Pour autant, il résulte des conditions générales de vente de la société Griesser que le défaut constaté sur une pièce ne peut donner lieu qu’au remplacement de celle-ci à l’exclusion de la prise en charge des frais, notamment de main-d''uvre, liés au démontage et au remontage de la pièce défectueuse, la responsabilité de la société Griesser excluant l’indemnisation de tout préjudice commercial annexe, hors faute lourde ; il s’ensuit que la société ECIM, qui ne conteste pas la validité de ces conditions générales de vente qui lui sont opposées, ne peut prétendre obtenir que soit déduit du solde restant dû sur la facture du 26 septembre 2017 la somme de 8971,20 euros correspondant au surcoût que lui aurait occasionné la pose des compas, sachant d’ailleurs que les frais prétendument exposés ne sont nullement justifiés.
La société ECIM a, par ailleurs, édité une facture n° 352 en date du 9 novembre 2017 correspondant, selon la société Griesser, aux compas défectueux et que cette dernière a accepté de déduire du montant de sa facture, ramenant ainsi le solde dû à 23 881,01 euros.
Il convient en conséquence de fixer à cette somme de 23 881,01 euros la créance à titre chirographaire de la société Factofrance, subrogée dans les droits de la société Griesser, au passif de la société ECIM.
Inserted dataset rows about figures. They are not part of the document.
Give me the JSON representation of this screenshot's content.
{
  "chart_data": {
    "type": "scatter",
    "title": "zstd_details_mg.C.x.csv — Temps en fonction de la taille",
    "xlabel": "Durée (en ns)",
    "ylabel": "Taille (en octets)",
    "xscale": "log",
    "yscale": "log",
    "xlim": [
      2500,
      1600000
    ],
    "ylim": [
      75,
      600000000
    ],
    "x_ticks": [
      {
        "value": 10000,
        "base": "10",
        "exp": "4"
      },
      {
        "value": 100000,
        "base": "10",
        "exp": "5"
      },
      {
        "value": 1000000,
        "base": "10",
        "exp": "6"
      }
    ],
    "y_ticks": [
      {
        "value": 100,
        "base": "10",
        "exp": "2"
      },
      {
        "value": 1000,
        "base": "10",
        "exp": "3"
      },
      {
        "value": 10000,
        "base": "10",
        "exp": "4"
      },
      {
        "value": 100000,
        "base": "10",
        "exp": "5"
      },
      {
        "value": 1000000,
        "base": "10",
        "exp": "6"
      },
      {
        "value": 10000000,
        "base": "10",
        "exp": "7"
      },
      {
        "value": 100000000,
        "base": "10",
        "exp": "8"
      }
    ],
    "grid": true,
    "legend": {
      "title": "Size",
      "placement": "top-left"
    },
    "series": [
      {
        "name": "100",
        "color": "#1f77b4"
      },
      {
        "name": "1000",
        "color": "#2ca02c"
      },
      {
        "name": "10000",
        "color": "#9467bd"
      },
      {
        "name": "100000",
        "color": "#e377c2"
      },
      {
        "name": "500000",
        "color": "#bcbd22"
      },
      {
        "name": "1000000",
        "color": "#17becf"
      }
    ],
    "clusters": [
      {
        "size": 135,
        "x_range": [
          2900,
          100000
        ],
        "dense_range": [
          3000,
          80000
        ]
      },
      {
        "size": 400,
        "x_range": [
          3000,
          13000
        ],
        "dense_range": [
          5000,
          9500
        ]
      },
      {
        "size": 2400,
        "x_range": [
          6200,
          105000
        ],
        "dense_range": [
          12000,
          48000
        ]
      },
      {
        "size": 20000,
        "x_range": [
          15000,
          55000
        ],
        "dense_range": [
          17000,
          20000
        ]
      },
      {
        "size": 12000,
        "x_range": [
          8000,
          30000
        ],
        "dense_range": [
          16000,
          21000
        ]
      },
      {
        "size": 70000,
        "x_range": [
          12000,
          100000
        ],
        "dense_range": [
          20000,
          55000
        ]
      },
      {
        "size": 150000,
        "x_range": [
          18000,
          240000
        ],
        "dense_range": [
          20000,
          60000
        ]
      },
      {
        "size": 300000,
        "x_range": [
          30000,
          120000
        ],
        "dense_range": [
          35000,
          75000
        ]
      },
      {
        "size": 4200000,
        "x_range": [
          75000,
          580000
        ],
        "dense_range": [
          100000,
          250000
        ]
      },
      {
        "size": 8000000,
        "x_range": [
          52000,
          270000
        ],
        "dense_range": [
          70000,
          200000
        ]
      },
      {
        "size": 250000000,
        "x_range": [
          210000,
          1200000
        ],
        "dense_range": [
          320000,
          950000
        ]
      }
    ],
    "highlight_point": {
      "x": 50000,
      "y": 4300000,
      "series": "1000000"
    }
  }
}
Au regard de la solution apportée au règlement du litige, les dépens de première instance et d’appel doivent être employés en frais privilégiés de procédure collective et la société ECIM condamnée à payer à la société Factofrance la somme de 2000 euros en remboursement des frais non taxables que celle-ci a dû exposer, sur le fondement de l’article 700 du code de procédure civile.
PAR CES MOTIFS :
La cour,
Statuant publiquement et contradictoirement,
Infirme dans toutes ses dispositions le jugement du tribunal de commerce de Montpellier en date du 19 juin 2019 et statuant à nouveau,
Fixe la créance de la SA Factofrance au passif de la SARL ECIM 34 à hauteur de la somme de 23 881,01 euros à titre chirographaire,
Rejette toutes autres demandes,
Dit que les dépens de première instance et d’appel doivent être employés en frais privilégiés de procédure collective,
Condamne la société ECIM à payer à la société Factofrance la somme de 2000 euros sur le fondement de l’article 700 du code de procédure civile.